RMRS – Cooperator Collaboration
- Resampling Coram Experimental Forest – Forest Residues Utilization Program: Monitoring Forest Recovery and C & N Pools 30 Years Later — RMRS, University of Montana, Michigan State University. This study takes advantage of a long-term study installed at the CEF in 1974 to now address contemporary and critical management information needs about the sustainability of biomass harvesting techniques.
- Complex Mountain Landscapes Research Coordination Network — RMRS, University of Montana, University of Idaho, USGS. An NSF-funded effort to address the sustainability of humans and ecological systems in the northern Rocky Mountains by developing partnerships among universities, land management agencies, Tribes, and non-governmental organizations.
Long Term Studies
Completed Studies (Some of the More Significant)
- Natural regeneration following methods of site preparation, 1949-1960.
- Dispersal of conifer seed, 1949-1956.
- Shelterwood and seed tree cutting, site preparation methods, and natural regeneration of conifers, 1950 -1984.
- Clearcuttings, site preparation, seed dispersal, and natural regeneration of conifers, 1954-1974.
- Strip clearcutting, site preparation, growth of unmerchantable understory trees, and natural regeneration of conifers, 1954-1974.
- Group seed tree cutting, site preparation, and natural regeneration of conifers, 1956-1968.
- Direct seeding, germination, and seedling survival of conifers, 1958-1964.
- Small mammal relationships in old growth and recently harvested western larch, 1961-1964, 1992.
- Effects of wide tree spacing and site on flowering response of larch to stem injection of GA4/7, 1991-1996.

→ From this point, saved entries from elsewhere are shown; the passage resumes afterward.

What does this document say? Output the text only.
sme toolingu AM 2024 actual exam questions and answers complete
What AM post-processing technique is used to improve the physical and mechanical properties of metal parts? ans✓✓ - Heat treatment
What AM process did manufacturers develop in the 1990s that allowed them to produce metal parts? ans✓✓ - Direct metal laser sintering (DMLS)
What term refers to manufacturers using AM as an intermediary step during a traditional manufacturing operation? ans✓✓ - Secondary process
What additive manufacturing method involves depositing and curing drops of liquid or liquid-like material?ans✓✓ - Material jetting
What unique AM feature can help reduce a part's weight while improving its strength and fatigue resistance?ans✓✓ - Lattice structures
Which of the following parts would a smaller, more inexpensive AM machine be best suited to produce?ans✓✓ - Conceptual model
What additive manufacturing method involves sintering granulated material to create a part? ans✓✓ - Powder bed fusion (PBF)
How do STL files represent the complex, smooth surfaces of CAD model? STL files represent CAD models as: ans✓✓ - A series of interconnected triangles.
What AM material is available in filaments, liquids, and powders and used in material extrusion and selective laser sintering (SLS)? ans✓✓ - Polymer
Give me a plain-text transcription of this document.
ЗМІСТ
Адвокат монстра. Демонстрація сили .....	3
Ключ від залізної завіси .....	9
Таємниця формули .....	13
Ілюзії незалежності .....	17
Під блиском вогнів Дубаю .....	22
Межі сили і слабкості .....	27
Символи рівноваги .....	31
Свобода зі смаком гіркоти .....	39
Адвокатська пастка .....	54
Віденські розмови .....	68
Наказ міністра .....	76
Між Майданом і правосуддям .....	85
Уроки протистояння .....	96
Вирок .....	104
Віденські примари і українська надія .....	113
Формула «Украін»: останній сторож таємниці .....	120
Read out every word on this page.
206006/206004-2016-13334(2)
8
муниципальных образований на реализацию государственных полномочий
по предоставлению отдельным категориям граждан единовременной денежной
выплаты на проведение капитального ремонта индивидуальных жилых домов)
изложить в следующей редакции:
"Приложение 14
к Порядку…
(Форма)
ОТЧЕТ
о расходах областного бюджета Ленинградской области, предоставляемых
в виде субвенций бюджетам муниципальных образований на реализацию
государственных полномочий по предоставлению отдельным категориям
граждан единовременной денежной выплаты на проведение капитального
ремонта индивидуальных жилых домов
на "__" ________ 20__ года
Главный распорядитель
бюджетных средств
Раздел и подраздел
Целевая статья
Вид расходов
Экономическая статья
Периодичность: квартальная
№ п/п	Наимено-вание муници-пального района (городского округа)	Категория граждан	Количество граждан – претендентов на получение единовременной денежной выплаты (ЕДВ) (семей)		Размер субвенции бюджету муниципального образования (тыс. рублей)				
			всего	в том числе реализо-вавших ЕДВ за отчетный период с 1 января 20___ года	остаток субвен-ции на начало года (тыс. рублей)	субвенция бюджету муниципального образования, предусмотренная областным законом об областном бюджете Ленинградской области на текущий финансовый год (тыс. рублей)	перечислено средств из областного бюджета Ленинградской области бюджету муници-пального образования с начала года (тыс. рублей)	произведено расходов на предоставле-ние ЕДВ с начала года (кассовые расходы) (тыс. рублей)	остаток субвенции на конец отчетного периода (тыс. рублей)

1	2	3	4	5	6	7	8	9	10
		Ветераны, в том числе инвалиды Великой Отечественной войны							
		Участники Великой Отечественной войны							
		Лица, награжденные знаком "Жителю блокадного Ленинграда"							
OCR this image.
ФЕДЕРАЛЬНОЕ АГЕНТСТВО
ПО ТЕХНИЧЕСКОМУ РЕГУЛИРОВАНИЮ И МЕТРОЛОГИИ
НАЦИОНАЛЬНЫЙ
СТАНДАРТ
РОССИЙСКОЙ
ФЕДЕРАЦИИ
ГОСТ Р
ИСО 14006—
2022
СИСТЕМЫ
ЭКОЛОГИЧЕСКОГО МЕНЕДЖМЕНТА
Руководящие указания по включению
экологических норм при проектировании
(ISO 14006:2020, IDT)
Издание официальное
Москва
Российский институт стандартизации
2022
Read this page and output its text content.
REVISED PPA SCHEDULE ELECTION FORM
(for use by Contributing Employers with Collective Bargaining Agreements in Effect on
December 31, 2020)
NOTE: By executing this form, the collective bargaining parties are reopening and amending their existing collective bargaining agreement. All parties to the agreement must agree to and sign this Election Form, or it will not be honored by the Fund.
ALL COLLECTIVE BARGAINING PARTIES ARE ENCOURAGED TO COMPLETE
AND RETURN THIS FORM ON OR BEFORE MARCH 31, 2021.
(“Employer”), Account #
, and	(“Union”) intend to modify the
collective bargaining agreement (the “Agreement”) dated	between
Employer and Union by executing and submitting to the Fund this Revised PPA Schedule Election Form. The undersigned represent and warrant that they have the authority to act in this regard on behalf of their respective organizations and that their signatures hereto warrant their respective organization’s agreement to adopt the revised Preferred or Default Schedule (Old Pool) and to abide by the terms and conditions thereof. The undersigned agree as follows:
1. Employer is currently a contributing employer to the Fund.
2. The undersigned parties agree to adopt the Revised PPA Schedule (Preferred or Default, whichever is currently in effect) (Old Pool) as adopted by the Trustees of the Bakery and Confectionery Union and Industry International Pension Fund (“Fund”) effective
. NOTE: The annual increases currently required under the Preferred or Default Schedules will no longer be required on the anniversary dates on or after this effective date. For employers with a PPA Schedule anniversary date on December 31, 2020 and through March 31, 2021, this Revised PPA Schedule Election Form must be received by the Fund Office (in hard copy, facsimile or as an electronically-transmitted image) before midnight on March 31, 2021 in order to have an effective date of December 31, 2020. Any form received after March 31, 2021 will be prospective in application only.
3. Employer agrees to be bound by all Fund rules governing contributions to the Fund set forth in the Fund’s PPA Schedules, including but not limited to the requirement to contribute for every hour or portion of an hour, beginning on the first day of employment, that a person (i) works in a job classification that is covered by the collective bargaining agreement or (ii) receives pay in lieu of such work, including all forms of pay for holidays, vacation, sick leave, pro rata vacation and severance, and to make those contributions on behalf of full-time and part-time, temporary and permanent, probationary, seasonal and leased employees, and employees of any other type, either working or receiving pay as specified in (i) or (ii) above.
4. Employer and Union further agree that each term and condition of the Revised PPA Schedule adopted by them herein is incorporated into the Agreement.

- Bird populations, Coram Experimental Forest, 1989.
- Influence of regulated stand densities in young western larch stands on individual tree and stand growth, 1961-2001:
- On insect, disease, and physical damage, 1961-2001.
- On water relations and phenology, 1968-1988.
- On vegetation development, 1970 - 2005.
- On cone production, 1984-1995.
- Evaluation of alternative timber harvesting practices (“forest residues”) on regeneration, vegetation, and stand development and soil water use, 1974-present, last measured 2012.
- Vegetation change and seedfall on permanent plots, Coram Research Natural Area, 1993, 1997.
- Climate and hydrology of Coram Experimental Forest, 1974-present. Weather and hydrologic stations are semi-annually maintained.